A new shape or a form might make me think of something else. For instance, the exquisite corpse of a Trojan horse led me to the Klein bottle and that lead me to the heads. Discovering an image by that process is what makes me feel most connected to the image. I want everything in the paintings to feel real, and when they get too disconnected or abstracted they begin to disintegrate and reality slips away.
It now seems like you are trying to paint all these interesting characters. It’s also interesting when shapes become features.
Yeah giving these characters features is kinda freaking me out. It’s been happening a little bit lately, I don’t want it get to contrived.
Like the eyeballs?
But they aren’t eyeballs in eyeball positions.
But they are still eyeballs. Let’s wrap this up. Who are these people?
They are unknown people. Like I said I don’t want them to be literal
So in a sense they are about people that you don’t know?
Yeah I like that. I like the distance.
But you like people?
I like the wide range of things, including people.

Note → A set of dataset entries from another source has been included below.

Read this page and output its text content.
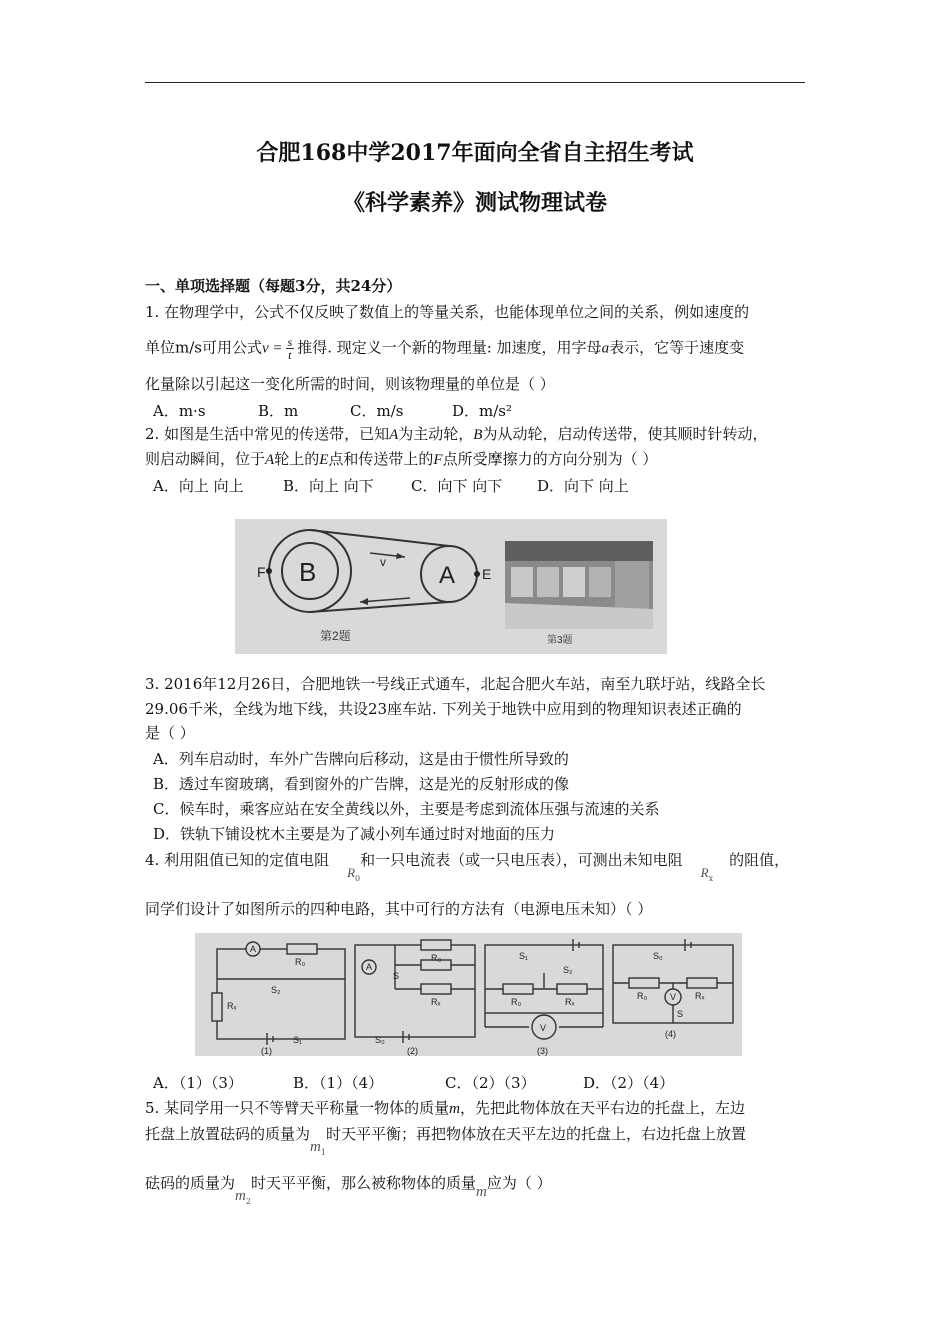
合肥168中学2017年面向全省自主招生考试
《科学素养》测试物理试卷
一、单项选择题（每题3分，共24分）
1. 在物理学中，公式不仅反映了数值上的等量关系，也能体现单位之间的关系，例如速度的
单位m/s可用公式$v = \frac{s}{t}$ 推得. 现定义一个新的物理量: 加速度，用字母a表示，它等于速度变
化量除以引起这一变化所需的时间，则该物理量的单位是（ ）
A．m·s	B．m	C．m/s	D．m/s²
2. 如图是生活中常见的传送带，已知A为主动轮，B为从动轮，启动传送带，使其顺时针转动，
则启动瞬间，位于A轮上的E点和传送带上的F点所受摩擦力的方向分别为（ ）
A．向上 向上	B．向上 向下 C．向下 向下 D．向下 向上
F B	v A E
第2题	第3题
3. 2016年12月26日，合肥地铁一号线正式通车，北起合肥火车站，南至九联圩站，线路全长
29.06千米，全线为地下线，共设23座车站. 下列关于地铁中应用到的物理知识表述正确的
是（ ）
A．列车启动时，车外广告牌向后移动，这是由于惯性所导致的
B．透过车窗玻璃，看到窗外的广告牌，这是光的反射形成的像
C．候车时，乘客应站在安全黄线以外，主要是考虑到流体压强与流速的关系
D．铁轨下铺设枕木主要是为了减小列车通过时对地面的压力
4. 利用阻值已知的定值电阻$R_0$和一只电流表（或一只电压表），可测出未知电阻$R_x$的阻值，
同学们设计了如图所示的四种电路，其中可行的方法有（电源电压未知）（ ）
A
R₀
S₂
Rₓ
S₁
(1)
A
S
R₀
Rₓ
S₀
(2)
S₁
S₂
R₀	Rₓ
V
(3)
S₀
R₀	V Rₓ
S
(4)
A．（1）（3）	B．（1）（4）	C．（2）（3）	D．（2）（4）
5. 某同学用一只不等臂天平称量一物体的质量m，先把此物体放在天平右边的托盘上，左边
托盘上放置砝码的质量为$m_1$时天平平衡；再把物体放在天平左边的托盘上，右边托盘上放置
砝码的质量为$m_2$时天平平衡，那么被称物体的质量m应为（ ）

Would you let me paint on these paintings?
Sure, I’ll let you then I’ll paint over it. We will have to paint with oil.
Gotcha. What advice would you give to a younger artist moving to Chicago for grad school?
Always be ready.
Man, I feel like I’m always ready for it to end.
It will.
Ha-ha.
I was talking about career, not about making things; making things never ends.
Download the entire interview: Interview_RichardHull_WesternX_April2018.pdf
RICHARD HULL (b. 1955 Oklahoma City, OK) has paintings, drawings and prints in the collections of several museums including the Art Institute of Chicago; Museum of Contemporary Art, Chicago; the Smithsonian Museum, Washington, D.C.; Nerman Museum of Contemporary Art, Kansas; Museum of Fine Arts, Houston; and the Smart Museum, Chicago. He has exhibited his work at many of the above institutions as well as Nelson-Atkins Museum, Kansas City; the Aldrich Museum of Contemporary Art, Ridgefield, CT; Contemporary Art Center, Cincinnati, OH; Portland Art Museum, OR; the Cleveland Institute of Art, Cleveland, OH; Herron Gallery of Art, Indianapolis, IN; Cranbrook Academy of Art, Bloomfield Hills, MI; Mary and Leigh Block Museum of Art, Evanston IL; and the Painting Center, New York, NY. He joined the legendary Phyllis Kind Gallery before graduating from the School of the Art Institute in Chicago in 1979 and had numerous shows in both her New York City and Chicago locations. Richard Hull lives and works in Chicago and is represented by Western Exhibitions.